Mais ce dernier livre est celui-là qu’on n’écrit pas, à peine entrevu dans les songes. De le rêver seulement est un signe fatal. Ainsi les vieux chats qui vont mourir caressent encore des griffes la laine du tapis, et traînent sur les belles couleurs un regard plein d’une tendresse obscure.
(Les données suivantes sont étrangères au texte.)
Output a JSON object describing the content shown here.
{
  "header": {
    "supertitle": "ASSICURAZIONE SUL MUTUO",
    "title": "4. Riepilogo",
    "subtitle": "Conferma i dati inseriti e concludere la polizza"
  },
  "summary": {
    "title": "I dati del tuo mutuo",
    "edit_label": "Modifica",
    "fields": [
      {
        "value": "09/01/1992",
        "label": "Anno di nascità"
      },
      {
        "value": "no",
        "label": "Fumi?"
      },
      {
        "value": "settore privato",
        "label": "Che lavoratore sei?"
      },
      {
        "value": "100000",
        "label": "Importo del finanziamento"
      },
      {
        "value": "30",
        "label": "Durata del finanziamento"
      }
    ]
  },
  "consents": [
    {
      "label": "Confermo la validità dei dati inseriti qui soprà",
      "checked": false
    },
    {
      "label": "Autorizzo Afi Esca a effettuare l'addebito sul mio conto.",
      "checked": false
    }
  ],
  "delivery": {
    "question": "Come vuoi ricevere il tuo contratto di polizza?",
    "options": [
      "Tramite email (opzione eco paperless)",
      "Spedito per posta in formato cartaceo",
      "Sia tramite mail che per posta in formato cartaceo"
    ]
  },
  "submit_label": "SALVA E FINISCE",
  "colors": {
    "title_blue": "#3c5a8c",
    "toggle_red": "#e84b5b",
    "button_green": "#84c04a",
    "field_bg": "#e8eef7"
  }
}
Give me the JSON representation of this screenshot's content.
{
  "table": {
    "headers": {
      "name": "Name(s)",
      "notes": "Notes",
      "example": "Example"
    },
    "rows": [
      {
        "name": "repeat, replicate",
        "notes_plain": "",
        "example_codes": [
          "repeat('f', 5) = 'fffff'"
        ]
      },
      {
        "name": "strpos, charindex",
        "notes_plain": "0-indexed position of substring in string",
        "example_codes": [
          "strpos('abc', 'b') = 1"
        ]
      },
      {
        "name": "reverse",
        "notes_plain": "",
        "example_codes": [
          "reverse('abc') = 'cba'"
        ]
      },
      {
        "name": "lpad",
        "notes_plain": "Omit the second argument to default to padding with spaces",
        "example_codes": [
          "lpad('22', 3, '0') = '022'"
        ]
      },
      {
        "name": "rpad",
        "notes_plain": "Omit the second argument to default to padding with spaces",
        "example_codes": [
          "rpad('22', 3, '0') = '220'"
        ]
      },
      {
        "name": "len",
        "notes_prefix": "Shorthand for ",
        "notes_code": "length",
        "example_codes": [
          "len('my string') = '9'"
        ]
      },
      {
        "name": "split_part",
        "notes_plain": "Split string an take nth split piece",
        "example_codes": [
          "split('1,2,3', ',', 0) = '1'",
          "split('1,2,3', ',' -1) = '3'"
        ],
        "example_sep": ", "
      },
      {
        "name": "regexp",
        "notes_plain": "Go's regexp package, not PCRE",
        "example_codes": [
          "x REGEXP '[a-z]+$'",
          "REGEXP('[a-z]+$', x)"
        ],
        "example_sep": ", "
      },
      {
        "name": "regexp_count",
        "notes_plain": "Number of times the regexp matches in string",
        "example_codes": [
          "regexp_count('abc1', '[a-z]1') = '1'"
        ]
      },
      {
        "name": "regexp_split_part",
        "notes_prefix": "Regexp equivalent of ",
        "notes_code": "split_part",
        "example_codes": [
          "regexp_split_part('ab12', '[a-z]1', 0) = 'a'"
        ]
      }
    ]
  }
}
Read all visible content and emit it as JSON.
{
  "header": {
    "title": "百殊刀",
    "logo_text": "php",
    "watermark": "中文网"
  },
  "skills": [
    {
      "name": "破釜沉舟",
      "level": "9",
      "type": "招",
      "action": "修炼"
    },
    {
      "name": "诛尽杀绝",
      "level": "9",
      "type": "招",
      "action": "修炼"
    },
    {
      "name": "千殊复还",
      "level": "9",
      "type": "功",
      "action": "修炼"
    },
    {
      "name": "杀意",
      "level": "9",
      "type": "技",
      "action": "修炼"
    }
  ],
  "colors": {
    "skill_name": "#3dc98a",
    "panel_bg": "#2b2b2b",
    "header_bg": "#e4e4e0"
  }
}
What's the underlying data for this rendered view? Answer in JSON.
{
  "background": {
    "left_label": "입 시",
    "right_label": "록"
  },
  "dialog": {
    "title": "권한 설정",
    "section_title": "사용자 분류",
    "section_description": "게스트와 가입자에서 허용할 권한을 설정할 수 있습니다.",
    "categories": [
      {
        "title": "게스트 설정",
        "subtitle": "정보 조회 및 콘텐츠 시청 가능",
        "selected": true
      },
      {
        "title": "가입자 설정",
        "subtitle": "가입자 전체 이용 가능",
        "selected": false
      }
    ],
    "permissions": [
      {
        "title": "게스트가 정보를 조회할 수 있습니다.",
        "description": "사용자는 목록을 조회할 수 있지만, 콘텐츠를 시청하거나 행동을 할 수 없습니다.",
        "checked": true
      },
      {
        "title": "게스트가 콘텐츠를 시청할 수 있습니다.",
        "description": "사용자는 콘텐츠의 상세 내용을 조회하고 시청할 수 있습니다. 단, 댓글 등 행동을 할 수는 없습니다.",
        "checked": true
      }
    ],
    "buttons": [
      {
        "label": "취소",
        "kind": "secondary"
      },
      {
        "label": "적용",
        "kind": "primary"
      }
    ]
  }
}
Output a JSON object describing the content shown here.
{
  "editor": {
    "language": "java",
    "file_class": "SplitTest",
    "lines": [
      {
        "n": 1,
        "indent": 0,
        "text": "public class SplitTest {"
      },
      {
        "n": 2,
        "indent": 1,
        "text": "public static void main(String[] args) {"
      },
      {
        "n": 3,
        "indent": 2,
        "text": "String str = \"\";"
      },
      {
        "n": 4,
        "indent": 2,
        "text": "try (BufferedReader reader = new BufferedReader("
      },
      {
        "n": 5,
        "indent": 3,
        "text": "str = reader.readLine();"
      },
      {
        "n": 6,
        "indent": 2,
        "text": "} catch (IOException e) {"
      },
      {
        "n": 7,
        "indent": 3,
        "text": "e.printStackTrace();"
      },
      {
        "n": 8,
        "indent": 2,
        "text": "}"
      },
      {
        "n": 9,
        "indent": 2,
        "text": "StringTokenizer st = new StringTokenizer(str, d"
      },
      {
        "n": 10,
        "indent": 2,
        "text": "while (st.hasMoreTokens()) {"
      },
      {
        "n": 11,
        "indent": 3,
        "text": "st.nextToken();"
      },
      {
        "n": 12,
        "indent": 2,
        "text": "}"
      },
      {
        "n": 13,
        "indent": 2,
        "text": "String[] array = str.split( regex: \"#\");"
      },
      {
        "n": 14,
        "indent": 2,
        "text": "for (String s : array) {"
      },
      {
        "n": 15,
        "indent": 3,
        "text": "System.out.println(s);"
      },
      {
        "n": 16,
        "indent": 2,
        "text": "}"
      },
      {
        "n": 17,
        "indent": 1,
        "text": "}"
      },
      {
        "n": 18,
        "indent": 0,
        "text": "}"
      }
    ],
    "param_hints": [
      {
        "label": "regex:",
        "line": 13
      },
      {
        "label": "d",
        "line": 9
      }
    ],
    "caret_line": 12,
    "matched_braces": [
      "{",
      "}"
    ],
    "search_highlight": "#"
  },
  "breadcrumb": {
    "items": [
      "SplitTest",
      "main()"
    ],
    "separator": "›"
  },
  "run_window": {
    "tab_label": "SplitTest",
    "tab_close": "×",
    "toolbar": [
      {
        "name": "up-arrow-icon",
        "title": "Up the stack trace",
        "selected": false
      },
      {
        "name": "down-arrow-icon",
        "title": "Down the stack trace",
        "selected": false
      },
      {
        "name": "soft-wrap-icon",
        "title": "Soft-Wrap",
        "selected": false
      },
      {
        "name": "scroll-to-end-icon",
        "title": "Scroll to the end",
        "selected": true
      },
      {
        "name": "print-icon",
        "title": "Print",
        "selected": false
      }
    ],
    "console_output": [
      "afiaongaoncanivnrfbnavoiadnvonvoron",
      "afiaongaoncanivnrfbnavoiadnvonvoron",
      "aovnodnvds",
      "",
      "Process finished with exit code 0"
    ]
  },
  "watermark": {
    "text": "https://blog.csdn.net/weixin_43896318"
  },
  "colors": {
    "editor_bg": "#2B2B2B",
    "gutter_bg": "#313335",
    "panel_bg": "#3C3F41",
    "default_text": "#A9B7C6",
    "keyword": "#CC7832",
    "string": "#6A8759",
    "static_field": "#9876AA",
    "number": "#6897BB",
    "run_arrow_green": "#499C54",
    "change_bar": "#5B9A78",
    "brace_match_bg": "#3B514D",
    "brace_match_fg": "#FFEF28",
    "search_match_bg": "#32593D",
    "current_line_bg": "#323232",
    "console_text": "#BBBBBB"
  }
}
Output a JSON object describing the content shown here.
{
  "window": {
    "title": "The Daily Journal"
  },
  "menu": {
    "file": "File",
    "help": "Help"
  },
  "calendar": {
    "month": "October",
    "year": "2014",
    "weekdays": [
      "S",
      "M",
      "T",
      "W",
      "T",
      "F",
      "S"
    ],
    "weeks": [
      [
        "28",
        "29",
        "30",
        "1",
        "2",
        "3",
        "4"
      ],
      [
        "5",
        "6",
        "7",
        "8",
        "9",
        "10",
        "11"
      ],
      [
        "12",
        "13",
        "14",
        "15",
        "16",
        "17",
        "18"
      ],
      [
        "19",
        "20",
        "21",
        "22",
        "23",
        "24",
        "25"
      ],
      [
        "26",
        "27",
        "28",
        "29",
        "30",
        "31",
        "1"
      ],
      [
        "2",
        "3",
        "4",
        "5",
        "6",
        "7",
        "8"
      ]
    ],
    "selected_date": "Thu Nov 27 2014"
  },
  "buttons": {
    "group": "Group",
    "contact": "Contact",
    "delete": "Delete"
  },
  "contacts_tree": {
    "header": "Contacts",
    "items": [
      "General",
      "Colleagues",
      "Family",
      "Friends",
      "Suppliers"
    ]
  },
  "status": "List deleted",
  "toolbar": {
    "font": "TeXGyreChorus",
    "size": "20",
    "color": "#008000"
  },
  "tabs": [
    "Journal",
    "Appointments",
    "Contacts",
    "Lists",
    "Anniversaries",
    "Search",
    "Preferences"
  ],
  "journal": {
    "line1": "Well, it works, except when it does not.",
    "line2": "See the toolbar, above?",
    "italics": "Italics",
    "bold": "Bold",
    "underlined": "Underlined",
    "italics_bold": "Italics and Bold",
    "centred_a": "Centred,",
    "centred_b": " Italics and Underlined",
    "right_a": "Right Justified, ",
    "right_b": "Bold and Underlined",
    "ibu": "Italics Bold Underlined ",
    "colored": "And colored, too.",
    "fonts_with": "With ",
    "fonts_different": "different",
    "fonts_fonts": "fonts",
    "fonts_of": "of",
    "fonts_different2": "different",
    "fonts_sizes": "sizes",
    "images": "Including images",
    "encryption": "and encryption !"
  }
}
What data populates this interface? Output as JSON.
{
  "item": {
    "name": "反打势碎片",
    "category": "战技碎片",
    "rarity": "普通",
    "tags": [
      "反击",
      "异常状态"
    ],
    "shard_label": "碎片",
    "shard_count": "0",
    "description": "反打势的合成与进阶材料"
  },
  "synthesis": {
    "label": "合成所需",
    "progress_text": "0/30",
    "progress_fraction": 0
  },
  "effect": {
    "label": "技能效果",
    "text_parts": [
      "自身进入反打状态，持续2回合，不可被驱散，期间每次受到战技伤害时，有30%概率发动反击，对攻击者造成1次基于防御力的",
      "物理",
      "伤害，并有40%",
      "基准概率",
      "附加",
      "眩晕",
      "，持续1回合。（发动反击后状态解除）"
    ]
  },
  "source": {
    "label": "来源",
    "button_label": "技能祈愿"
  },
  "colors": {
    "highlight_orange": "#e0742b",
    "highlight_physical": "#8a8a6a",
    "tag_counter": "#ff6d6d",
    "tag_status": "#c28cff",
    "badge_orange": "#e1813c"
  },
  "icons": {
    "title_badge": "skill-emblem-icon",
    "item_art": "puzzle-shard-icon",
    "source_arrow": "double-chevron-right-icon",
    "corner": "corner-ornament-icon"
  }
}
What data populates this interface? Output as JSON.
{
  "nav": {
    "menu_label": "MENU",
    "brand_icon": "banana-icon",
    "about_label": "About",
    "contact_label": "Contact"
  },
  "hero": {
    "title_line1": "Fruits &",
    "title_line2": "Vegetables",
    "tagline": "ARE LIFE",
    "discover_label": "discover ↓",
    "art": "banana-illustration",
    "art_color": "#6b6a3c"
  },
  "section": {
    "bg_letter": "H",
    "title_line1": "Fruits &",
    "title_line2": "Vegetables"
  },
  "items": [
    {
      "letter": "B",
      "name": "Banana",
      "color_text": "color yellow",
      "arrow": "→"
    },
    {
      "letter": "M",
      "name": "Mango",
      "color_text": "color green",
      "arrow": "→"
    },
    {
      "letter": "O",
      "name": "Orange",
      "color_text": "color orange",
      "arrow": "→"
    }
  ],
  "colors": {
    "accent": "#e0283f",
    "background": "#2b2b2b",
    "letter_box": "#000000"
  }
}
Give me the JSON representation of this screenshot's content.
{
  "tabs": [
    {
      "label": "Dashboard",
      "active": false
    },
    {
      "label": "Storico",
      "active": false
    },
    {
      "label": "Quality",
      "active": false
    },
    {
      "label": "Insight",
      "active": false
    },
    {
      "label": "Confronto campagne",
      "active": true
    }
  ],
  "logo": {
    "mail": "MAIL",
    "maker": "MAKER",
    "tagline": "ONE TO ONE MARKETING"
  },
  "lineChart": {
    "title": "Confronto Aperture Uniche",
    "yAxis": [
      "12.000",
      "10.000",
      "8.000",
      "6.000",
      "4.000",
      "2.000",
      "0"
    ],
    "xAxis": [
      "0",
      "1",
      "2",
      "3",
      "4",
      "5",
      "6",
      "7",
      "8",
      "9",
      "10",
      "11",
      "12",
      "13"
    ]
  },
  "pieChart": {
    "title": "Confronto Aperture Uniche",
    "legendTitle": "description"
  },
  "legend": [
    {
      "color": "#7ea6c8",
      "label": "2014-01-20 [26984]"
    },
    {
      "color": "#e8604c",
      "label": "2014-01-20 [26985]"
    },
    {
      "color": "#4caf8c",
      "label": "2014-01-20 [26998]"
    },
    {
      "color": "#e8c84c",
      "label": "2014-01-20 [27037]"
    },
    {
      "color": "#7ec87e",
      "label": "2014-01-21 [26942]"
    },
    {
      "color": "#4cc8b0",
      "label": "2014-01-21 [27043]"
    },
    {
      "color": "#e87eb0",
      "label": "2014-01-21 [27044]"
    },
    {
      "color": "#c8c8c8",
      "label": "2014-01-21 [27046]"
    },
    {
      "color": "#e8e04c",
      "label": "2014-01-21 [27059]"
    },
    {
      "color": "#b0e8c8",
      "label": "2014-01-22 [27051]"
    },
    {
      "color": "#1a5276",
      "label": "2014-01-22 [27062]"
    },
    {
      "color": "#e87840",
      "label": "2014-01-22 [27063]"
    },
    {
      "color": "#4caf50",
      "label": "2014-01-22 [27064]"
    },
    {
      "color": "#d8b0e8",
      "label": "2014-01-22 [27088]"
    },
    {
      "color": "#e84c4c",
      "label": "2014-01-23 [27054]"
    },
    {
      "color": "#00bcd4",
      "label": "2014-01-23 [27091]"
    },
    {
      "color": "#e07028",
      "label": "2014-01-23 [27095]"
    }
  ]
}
C’est ce même regard que l’auteur du Cierge Pascal fixe au mince treillage de bois derrière lequel il imagine son héros bénisseur, patriarche au rire indulgent, à la langue savoureuse et drue, riche de l’expérience des âmes. Il l’aime déjà de tout le bien qu’il peut en attendre. Pour être un saint on n’en est pas moins sensible à une certaine forme rare de la courtoisie, cette sympathie attentive, pénétrante, qui est la suprême politesse d’un grand seigneur de l’intelligence. Celui que la flatterie rebute goûte mieux les formes supérieures de la louange. Hé ! Hé ! d’autres que l’illustre Saint-Marin se sont agenouillés ici, ont écouté le bon vieillard, et sont partis moins lourds. Pourquoi pas ? Dans la confession, l’expérience du péché est-elle jamais complète ? N’y a-t-il pas, dans la honte de l’aveu, même incomplet, déloyal, une sensation âpre et forte qui ressemble au remords, un remède un peu rude et singulier à l’affadissement du vice ? Et d’ailleurs les maniaques de la libre pensée sont bien sots de dédaigner à l’église une méthode de psychothérapie qu’ils jugent excellente et nouvelle chez un neurologiste en renom. Ce professeur, dans sa clinique, fait-il autre chose qu’un simple prêtre au confessionnal : provoquer, déclancher la confidence pour suggestionner ensuite, à loisir, un malade apaisé, détendu. ? Combien de choses pourrissent dans le cœur, dont ce seul effort délivre ! L’homme célèbre, qui vit dans son ombre, se voit dans tous les yeux, s’entend sur toutes les lèvres, se reconnaît jusque dans la haine et l’envie qui le pressent, peut bien tenter d’échapper à sa propre obsession, de rompre le cercle enchanté. Il ne s’ouvre jamais à l’inférieur, il ment toujours à son égal. S’il laisse après lui des mémoires véridiques, sa dissimulation naturelle se double d’un de ces effrayants accès de vanité posthume que le public connaît assez. Rien n’est moins qu’une parole d’outre-tombe. Alors… Alors, il est beau qu’une fois, par hasard, ce don précieux de lui-même, qu’il a toujours refusé, il le fasse au premier venu, comme on jette une poignée d’or à un mendiant.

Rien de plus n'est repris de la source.